2.2.    De FUMO heeft op 18 maart 2015 en 15 mei 2016 geluidsmetingen verricht. Daarbij is geconstateerd dat het maximale geluidsniveau als gevolg van de trainingen op het motorcrosscircuit op het meetpunt op 18 maart 2015 Lmax 76 dB(A) en op 15 mei 2016 75dB(A) bedroeg. De resultaten van die geluidsmetingen en de omstandigheden waaronder is gemeten zijn neergelegd in de meetrapporten van 19 maart 2015 en 15 mei 2016. De FUMO heeft in de meetrapporten vermeld dat op de plaats van het vergunningspunt bij de [meetpunt locatie] een gebouw staat, zodat het nagenoeg onmogelijk is om op dat punt te meten. Er is daarom gekozen voor het meetpunt op het naastgelegen terrein bij de [locatie], op dezelfde afstand van het motorcrossterrein en in dezelfde richting. De meetwaarde op het vergunningspunt is op grond van de afstand en de richting hetzelfde als op het meetpunt is vastgesteld, zodat er geen verschil wordt verwacht tussen het immissieniveau op de meetplaats en het immissiepunt.

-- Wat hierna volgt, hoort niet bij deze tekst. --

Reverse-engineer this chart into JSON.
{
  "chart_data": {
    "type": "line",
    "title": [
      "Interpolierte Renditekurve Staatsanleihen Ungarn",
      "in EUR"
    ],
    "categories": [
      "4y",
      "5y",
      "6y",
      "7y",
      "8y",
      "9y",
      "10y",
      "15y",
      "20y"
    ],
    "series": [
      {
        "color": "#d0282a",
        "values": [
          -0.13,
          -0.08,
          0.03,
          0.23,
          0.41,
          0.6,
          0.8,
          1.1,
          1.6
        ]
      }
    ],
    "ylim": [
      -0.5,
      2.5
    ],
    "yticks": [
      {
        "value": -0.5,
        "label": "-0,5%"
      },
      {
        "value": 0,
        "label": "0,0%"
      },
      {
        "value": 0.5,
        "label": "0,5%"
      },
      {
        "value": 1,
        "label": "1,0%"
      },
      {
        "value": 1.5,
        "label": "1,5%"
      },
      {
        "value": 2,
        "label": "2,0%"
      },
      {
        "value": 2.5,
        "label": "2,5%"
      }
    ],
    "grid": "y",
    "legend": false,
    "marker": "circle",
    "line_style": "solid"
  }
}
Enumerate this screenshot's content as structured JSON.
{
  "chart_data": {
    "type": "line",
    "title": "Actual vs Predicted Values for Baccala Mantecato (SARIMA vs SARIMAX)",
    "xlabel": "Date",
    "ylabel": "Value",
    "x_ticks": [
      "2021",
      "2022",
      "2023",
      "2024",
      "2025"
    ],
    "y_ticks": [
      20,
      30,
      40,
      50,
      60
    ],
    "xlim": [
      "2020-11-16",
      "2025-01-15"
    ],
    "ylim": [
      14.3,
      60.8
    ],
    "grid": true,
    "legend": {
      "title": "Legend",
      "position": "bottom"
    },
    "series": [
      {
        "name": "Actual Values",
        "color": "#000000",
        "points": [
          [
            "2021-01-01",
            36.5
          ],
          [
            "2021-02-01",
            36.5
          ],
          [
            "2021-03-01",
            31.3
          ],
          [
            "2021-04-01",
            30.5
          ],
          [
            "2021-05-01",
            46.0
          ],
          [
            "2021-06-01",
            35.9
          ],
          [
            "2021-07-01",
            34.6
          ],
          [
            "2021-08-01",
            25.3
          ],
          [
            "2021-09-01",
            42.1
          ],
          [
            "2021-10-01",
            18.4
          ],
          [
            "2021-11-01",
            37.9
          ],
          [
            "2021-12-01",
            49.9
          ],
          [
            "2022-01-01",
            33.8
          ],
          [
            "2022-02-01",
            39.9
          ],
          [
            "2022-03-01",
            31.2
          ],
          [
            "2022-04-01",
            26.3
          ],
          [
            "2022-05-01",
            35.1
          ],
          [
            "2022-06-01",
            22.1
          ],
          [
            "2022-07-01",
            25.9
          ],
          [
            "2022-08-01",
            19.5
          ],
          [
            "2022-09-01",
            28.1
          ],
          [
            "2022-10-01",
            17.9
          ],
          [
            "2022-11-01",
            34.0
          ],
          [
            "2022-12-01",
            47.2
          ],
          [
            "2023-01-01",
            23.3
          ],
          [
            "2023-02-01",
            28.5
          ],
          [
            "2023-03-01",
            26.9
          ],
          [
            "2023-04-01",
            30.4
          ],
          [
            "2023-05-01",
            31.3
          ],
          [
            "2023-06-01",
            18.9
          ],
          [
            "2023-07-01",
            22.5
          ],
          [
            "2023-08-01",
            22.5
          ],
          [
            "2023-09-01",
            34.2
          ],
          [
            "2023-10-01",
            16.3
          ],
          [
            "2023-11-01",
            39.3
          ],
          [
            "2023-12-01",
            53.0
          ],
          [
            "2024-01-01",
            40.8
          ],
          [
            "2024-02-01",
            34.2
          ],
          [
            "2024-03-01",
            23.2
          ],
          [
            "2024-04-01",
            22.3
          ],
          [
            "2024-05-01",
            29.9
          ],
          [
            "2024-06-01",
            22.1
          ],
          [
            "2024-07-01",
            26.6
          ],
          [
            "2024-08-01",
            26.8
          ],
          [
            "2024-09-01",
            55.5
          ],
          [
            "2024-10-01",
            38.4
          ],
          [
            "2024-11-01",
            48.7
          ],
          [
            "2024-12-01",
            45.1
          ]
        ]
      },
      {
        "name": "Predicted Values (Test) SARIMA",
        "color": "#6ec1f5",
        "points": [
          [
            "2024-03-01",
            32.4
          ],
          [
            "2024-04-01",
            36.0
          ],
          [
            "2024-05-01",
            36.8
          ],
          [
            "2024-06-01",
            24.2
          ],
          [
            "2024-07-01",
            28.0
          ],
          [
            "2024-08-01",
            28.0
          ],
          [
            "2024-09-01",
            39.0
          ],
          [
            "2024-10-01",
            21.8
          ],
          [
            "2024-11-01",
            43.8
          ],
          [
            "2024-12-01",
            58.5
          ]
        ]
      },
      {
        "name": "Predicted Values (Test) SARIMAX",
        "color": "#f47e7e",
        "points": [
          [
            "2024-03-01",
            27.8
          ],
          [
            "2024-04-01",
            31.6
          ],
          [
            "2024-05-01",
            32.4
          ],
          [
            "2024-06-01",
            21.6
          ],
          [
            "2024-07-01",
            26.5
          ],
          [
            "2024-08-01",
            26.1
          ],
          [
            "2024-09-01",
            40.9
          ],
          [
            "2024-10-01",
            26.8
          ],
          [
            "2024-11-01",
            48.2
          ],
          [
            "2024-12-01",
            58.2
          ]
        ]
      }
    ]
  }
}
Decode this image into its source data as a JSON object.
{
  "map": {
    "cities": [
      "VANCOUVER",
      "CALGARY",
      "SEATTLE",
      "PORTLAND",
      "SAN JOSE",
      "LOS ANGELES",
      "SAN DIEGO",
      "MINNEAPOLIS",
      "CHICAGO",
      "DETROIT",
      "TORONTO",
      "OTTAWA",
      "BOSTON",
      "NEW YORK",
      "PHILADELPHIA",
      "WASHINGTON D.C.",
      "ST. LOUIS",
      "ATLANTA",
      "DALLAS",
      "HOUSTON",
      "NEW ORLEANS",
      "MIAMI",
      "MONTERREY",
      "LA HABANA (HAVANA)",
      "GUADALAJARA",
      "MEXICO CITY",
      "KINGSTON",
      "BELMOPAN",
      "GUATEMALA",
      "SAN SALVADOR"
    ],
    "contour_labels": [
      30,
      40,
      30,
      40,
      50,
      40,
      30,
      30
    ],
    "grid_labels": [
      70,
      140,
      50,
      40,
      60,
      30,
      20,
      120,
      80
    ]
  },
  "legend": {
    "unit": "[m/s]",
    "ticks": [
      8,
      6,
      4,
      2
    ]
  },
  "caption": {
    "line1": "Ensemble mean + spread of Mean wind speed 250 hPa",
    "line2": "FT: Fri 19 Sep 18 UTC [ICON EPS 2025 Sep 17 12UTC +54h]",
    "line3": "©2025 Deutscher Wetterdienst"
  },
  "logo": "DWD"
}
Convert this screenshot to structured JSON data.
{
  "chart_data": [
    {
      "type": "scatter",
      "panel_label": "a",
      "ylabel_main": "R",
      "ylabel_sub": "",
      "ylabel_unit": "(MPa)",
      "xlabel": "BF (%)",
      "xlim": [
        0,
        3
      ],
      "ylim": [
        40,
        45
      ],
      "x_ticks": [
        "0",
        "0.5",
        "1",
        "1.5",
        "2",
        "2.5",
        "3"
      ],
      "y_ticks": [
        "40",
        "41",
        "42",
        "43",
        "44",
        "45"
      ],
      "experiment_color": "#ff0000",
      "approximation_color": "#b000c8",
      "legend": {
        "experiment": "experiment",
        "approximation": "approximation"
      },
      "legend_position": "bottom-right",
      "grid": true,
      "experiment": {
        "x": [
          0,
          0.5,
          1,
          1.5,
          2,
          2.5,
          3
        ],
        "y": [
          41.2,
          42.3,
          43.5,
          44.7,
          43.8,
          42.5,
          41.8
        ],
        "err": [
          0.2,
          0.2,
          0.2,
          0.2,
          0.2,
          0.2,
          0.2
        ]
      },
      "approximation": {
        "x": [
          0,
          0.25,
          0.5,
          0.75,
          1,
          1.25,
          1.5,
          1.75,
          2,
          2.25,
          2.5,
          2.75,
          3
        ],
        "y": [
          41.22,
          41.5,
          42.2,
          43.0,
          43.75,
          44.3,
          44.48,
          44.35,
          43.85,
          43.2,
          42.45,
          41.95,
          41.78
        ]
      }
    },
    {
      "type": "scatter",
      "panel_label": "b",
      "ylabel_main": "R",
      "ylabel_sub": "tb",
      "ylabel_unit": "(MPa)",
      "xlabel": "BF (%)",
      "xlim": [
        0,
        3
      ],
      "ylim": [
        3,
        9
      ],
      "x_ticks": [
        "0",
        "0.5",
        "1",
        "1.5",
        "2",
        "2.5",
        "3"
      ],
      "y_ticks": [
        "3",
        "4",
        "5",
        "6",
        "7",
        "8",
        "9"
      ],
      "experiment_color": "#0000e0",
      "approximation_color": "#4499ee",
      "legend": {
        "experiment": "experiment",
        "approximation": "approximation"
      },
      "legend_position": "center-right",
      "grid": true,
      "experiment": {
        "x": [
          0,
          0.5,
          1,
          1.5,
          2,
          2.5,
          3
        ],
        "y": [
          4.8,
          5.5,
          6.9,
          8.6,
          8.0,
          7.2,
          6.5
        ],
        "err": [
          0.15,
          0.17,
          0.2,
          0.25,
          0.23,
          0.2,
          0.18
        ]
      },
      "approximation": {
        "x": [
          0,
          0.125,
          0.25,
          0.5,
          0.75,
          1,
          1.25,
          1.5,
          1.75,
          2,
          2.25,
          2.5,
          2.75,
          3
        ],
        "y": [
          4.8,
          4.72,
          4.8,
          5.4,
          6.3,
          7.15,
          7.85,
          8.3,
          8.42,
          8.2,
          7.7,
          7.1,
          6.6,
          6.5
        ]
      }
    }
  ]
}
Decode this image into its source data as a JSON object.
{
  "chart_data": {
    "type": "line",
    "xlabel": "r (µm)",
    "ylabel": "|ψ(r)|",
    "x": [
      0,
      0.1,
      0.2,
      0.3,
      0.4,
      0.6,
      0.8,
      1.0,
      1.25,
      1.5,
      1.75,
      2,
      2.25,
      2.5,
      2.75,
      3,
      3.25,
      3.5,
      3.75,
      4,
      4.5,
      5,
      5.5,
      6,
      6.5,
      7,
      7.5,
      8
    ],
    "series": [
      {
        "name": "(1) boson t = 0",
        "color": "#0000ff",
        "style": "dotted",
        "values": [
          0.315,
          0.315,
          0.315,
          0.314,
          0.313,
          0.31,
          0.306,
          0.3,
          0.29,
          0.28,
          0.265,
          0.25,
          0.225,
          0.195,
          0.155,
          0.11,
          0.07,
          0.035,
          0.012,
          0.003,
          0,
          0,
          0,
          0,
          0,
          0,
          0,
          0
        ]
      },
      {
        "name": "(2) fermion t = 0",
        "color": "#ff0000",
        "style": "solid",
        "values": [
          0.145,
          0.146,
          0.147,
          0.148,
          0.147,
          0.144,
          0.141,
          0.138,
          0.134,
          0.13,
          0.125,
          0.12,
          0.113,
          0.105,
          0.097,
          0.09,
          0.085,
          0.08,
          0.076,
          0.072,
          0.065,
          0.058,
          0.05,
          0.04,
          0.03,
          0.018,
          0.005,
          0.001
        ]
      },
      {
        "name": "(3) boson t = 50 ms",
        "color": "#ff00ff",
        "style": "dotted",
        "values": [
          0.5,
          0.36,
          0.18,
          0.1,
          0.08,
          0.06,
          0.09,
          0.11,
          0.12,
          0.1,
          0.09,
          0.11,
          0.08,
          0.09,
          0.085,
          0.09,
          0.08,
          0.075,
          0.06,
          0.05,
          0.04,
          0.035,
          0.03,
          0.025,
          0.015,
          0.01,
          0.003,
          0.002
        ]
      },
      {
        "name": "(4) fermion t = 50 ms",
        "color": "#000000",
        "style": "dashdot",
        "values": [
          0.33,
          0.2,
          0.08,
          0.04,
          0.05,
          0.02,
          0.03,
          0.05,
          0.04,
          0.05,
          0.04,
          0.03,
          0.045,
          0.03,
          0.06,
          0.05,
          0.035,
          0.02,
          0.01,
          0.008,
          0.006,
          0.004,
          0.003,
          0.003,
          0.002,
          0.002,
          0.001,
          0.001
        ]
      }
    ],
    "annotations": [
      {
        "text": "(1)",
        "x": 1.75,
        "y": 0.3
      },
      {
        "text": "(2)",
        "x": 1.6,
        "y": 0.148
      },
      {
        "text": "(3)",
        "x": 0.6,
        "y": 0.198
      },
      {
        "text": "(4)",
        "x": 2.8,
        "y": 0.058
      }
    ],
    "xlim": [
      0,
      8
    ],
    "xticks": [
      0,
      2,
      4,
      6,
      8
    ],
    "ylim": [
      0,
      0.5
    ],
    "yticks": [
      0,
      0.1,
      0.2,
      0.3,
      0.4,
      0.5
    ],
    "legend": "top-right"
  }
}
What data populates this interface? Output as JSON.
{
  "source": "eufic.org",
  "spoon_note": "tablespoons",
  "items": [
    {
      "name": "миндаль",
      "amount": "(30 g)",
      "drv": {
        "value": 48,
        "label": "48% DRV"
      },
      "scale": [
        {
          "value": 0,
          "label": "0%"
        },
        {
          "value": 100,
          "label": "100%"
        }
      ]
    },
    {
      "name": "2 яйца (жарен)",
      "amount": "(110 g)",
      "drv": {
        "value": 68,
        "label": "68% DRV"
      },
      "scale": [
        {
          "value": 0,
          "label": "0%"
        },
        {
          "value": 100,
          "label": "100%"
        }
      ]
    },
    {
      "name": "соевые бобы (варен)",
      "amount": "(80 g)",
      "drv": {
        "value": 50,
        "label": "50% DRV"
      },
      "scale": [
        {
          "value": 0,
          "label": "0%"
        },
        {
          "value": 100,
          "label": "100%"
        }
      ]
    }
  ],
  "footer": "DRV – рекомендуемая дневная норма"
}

In de meetrapporten zijn ten aanzien van het geluid van de bron, het stoorgeluid en zicht de volgende opmerkingen gemaakt. In het meetrapport van 19 maart 2015 is opgemerkt dat de meting was gericht op de vaststelling van maximale geluidsniveaus waarbij het stoorgeluid niet van invloed is geweest op de maximale geluidsniveaus. Als relevant stoorlawaai optrad is de geluidsmeter op pauze gezet en zijn de laatste vijf meetseconden uit de meting verwijderd. Doordat de waarnemer meeluistert en meekijkt op het display in de terzbanden heeft de waarnemer altijd een duidelijk beeld van het binnenkomend signaal, zo staat in dat meetrapport. In het meetrapport van 15 mei 2016 staat dat bij de meting die op die dag heeft plaatsgevonden, het stoorgeluid niet buiten de meting is gehouden. De gehele meting is gelogd en de waarnemer heeft de stoorgeluiden schriftelijk bijgehouden. De stoorgeluiden zijn nadien uit de meting verwijderd. Voorts staat in dat rapport dat de meting niet direct na de training is gestopt, zodat ook het achtergrondgeluid is geregistreerd, waaruit blijkt dat dit een verwaarloosbare invloed heeft gehad op de meting. In beide meetrapporten staat voorts dat tijdens de metingen goed zicht bestond op de wegen rondom het meetpunt, waaronder de Prikkedam, zodat wordt uitgesloten dat het geluid van (buiten het circuit) passerende motorvoertuigen in het meetresultaat zijn meegewogen. In de meetrapporten staat dat de meteocorrectie (Cm) nul is.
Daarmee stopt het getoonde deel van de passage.